The researchers studied the effect of the 2009 scandal, in which The Daily Telegraph released confidential expense claims from the MPs. The claims reported expenses from the members’ Additional Costs Allowances (ACA), which legally grants them reimbursement for expenses when traveling and second-home costs.

But when the claims of the 2004-2009 ACA became public, it turned out that some of them included reimbursement requests for such items as sacks of horse manure, nanny services, “moat-cleaning” and telephone calls.

After nearly 90 percent of British citizens expressed discontent with the MPs, nearly one-third of sitting MPs left Parliament through resignation, retirement or electoral default.

Elite: Tread Carefully

In the study, “Falls from Grace and the Hazards of High Status: The 2009 British MP Expense Scandal and Its Impact on Parliamentary Elites,” Quinn and his co-authors found that people of high status are more likely to become the target of media and receive more negative press coverage.

“The study suggests that higher status individuals and organization are scrutinized more carefully than the rest of us, and that their transgressions are more salient to both the media and the general public,” Quinn says, “In other words, tread carefully if you are a leader of an organization.”

Quinn’s coauthors on the study are Scott D. Graffin and Jonathan Bundy of the University of Georgia, Joseph F. Porac of New York University and James B. Wade of Emory University.

Public Rebuke, Shame

The researchers investigated the roles of elite opportunism, such as elites over-exploiting their advantage through self-interested activities, elite targeting and press coverage in determining the career outcomes of the MPs.

By looking at the MPs pre-parliamentary status, examining five years of ACA expense behavior, pre-scandal press coverage and coverage for a year after the scandal, the team studied the impact of each component on the likelihood of the MP’s survival through the next election.

Despite elite MPs being no more likely to abuse the expense system than non-elites, elite MPs still experienced more scandal press coverage and were held more accountable for their ACA expense behavior. These increased attentions correlated to the likelihood of these MPs’ exit from parliament – confirming that elite targeting and press coverage were the ultimate influencers.

“I was surprised at the extent to which we found that the UK media, especially print media, singled-out socially and politically prominent MPs for public rebuke and shame,” Quinn says. “I expected more balance in the reporting.”

Power of Media

Elite MPs with honors and awards were punished even more severely for their misappropriation of ACA funds, received more scandal press coverage and were more than three times as likely to exit Parliament when expenses were considered egregious.

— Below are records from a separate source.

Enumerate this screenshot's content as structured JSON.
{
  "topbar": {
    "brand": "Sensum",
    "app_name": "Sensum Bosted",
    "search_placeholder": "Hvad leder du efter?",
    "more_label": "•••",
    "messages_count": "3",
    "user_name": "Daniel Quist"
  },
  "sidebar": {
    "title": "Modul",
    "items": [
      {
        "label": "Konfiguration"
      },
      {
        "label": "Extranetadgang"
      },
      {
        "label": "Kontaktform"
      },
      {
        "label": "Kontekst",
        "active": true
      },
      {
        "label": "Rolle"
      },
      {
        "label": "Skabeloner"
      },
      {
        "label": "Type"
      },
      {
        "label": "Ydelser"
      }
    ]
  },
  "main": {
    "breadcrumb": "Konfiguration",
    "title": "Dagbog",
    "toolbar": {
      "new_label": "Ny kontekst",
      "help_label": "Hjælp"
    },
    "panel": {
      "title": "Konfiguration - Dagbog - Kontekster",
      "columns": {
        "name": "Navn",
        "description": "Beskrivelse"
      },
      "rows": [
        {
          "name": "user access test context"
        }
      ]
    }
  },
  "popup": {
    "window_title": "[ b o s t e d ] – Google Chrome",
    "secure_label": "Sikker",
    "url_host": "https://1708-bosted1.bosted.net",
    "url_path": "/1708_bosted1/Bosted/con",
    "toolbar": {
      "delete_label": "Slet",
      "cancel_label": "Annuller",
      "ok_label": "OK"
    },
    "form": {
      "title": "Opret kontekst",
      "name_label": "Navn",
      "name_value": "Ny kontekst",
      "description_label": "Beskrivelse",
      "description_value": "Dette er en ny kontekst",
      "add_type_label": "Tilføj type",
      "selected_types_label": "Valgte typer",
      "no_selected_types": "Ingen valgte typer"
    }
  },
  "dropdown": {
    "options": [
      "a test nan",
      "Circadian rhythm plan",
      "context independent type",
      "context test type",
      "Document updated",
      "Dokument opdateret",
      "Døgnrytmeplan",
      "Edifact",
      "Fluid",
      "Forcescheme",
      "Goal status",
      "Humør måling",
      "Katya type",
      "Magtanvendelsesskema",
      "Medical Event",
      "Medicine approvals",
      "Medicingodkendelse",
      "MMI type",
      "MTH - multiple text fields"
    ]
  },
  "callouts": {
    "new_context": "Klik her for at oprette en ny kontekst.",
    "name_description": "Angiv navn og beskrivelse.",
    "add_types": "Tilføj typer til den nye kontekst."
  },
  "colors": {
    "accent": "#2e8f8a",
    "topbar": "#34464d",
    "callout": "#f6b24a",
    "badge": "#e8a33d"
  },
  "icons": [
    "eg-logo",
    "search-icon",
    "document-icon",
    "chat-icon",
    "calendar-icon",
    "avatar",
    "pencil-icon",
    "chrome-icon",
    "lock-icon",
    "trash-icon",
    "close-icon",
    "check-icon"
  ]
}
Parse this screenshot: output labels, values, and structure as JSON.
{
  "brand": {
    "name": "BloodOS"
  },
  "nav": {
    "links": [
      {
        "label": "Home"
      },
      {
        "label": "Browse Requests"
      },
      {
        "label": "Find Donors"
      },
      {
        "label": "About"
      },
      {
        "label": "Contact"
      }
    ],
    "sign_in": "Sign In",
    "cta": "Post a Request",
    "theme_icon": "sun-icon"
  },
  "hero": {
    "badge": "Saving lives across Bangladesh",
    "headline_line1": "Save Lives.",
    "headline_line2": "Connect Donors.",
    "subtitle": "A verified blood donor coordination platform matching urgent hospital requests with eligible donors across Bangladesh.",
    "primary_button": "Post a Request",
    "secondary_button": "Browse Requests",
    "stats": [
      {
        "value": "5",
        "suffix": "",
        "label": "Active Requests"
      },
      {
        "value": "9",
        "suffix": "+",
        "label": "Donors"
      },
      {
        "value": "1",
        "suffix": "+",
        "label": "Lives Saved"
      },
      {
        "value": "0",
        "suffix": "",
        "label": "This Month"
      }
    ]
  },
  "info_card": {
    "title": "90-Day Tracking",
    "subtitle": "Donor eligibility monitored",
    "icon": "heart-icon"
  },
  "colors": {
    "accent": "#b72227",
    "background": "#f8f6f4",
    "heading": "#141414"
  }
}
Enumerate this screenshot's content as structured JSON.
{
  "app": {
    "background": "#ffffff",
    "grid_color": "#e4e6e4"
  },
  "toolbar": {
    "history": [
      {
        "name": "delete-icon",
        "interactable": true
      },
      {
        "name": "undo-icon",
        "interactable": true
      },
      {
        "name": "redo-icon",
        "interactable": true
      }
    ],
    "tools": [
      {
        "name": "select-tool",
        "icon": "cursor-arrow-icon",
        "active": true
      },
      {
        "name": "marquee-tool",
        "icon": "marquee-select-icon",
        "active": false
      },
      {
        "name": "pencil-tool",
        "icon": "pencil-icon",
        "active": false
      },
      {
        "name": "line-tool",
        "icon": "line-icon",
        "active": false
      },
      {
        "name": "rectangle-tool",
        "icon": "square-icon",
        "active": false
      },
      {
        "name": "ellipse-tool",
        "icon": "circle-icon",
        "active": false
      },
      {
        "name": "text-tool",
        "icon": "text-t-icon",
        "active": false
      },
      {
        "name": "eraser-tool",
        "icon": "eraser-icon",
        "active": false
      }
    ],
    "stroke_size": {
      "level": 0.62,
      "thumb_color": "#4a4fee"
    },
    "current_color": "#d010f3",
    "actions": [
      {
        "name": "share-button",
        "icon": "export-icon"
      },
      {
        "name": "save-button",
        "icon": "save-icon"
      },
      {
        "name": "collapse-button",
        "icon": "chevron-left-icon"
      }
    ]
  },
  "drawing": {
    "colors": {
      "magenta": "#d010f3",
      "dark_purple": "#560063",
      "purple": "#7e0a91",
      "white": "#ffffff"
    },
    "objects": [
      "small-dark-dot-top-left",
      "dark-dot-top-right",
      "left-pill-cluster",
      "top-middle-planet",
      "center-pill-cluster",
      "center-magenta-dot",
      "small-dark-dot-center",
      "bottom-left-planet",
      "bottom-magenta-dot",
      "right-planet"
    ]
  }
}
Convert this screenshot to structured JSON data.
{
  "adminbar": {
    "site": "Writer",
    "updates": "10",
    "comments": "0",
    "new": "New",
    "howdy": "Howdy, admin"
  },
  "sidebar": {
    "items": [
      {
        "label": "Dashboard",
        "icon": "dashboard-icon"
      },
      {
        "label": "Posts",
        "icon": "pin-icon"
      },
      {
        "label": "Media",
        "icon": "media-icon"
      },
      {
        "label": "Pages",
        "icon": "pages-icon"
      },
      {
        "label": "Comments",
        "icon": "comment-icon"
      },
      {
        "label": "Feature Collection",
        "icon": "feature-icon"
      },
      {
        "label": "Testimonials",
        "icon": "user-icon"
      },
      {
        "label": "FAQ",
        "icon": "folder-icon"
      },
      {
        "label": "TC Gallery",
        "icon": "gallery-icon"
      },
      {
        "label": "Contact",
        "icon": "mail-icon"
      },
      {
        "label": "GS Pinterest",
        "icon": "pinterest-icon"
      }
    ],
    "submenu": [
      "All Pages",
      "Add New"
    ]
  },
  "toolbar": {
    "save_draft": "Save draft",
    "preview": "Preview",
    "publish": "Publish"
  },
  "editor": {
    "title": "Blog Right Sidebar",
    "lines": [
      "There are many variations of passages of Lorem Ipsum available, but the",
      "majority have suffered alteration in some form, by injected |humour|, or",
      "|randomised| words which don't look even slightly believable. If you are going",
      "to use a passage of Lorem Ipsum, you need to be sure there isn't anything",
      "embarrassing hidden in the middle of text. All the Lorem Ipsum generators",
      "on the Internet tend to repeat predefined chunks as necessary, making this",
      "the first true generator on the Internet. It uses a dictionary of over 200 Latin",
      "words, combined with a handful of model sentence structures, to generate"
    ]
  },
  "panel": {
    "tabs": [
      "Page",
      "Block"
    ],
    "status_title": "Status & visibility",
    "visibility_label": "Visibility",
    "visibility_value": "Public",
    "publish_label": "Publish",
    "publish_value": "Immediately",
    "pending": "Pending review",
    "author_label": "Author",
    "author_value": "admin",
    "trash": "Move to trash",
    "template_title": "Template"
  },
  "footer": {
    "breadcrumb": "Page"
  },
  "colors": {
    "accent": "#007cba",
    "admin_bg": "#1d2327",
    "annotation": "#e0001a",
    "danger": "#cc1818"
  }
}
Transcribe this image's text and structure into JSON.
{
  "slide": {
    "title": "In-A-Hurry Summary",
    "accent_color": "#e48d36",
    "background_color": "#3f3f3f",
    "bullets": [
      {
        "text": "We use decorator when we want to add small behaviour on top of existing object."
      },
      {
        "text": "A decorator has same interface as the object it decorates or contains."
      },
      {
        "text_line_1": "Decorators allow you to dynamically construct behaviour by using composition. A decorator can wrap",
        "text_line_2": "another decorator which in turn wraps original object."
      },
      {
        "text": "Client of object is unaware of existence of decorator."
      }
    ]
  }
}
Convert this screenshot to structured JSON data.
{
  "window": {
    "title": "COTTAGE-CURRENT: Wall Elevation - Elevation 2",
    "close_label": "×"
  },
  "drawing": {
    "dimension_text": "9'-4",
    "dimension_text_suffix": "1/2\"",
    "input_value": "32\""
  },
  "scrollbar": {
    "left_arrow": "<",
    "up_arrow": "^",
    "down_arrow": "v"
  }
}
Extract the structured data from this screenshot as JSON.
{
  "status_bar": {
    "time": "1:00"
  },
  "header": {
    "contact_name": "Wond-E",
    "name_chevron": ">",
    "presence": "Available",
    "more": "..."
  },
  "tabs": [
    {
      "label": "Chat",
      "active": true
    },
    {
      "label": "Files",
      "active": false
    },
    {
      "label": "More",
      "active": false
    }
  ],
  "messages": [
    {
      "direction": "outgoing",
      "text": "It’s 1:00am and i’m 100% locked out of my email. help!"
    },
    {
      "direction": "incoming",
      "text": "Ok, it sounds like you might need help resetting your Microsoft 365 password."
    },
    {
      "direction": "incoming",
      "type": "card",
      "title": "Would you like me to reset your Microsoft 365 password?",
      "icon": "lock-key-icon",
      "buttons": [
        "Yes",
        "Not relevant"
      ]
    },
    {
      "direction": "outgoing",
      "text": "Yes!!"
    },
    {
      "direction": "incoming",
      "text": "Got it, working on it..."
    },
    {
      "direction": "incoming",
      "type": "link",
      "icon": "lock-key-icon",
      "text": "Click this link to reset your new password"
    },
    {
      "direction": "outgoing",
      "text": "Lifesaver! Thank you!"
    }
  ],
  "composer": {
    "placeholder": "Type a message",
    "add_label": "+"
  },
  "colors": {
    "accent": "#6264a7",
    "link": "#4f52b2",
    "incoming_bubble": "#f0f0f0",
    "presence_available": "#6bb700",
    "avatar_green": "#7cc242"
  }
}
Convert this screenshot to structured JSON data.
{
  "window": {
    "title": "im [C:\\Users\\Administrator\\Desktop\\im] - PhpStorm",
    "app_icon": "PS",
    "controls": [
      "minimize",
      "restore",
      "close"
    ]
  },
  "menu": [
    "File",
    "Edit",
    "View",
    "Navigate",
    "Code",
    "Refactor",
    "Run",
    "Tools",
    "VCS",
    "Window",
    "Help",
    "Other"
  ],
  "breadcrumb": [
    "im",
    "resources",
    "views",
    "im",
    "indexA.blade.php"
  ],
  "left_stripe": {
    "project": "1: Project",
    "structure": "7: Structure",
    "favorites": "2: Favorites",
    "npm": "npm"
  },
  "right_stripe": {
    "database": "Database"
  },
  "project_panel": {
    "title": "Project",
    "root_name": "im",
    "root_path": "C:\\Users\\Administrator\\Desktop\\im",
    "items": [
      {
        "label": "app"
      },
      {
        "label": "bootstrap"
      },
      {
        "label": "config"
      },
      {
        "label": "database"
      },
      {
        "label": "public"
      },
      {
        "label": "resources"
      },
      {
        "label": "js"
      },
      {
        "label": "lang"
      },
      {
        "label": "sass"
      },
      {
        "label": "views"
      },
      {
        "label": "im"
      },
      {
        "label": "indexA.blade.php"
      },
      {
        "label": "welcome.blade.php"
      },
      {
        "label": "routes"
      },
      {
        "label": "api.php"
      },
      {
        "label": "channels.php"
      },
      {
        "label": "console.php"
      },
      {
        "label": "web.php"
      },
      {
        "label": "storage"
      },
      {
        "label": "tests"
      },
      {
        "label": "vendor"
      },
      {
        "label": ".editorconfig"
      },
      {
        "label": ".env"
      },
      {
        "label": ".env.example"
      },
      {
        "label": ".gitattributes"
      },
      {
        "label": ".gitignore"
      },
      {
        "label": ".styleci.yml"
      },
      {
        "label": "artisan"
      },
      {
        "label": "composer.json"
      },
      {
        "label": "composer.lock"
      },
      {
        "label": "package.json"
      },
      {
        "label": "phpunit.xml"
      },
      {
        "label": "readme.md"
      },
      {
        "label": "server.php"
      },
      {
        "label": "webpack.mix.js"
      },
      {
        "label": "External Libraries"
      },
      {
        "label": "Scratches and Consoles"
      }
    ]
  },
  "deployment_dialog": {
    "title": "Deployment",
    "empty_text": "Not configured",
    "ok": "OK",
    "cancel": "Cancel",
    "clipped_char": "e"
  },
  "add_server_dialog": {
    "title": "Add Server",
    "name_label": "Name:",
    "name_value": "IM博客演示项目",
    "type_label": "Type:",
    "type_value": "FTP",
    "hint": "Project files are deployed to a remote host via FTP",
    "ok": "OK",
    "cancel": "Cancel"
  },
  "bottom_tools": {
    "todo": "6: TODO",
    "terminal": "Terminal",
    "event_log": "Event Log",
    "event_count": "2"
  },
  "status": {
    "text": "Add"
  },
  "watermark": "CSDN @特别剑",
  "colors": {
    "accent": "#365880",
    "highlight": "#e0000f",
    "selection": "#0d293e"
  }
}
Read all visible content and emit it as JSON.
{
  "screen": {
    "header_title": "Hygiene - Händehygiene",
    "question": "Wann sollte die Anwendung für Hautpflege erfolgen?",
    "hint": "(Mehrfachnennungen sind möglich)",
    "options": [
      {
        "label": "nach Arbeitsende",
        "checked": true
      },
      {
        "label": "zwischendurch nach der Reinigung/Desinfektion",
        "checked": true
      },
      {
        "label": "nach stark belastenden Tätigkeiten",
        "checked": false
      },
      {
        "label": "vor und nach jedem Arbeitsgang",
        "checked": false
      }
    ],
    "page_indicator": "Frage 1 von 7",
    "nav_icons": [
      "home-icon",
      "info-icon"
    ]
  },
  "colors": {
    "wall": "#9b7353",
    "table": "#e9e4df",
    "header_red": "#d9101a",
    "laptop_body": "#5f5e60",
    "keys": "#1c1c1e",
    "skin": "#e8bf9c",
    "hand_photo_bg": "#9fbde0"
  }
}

A similar trend holds true within the United States, as 28 percent of superstar CEOs who won five or more awards eventually became fallen CEOs.

Quinn says the findings of the study illustrate the power of the media to influence careers and perceptions of elites – as the dynamics of scandals are heavily shaped by how the media targets and construes elites’ transgressions.

“We found that the media strongly shaped the final political outcomes - high status MPs were subject to high levels of media scrutiny, which translated into public backlash against these individuals,” Quinn says. “Overwhelmingly, those targeted declined to seek re-election in the subsequent Parliament.  Their elected careers have come to at least a temporary end.”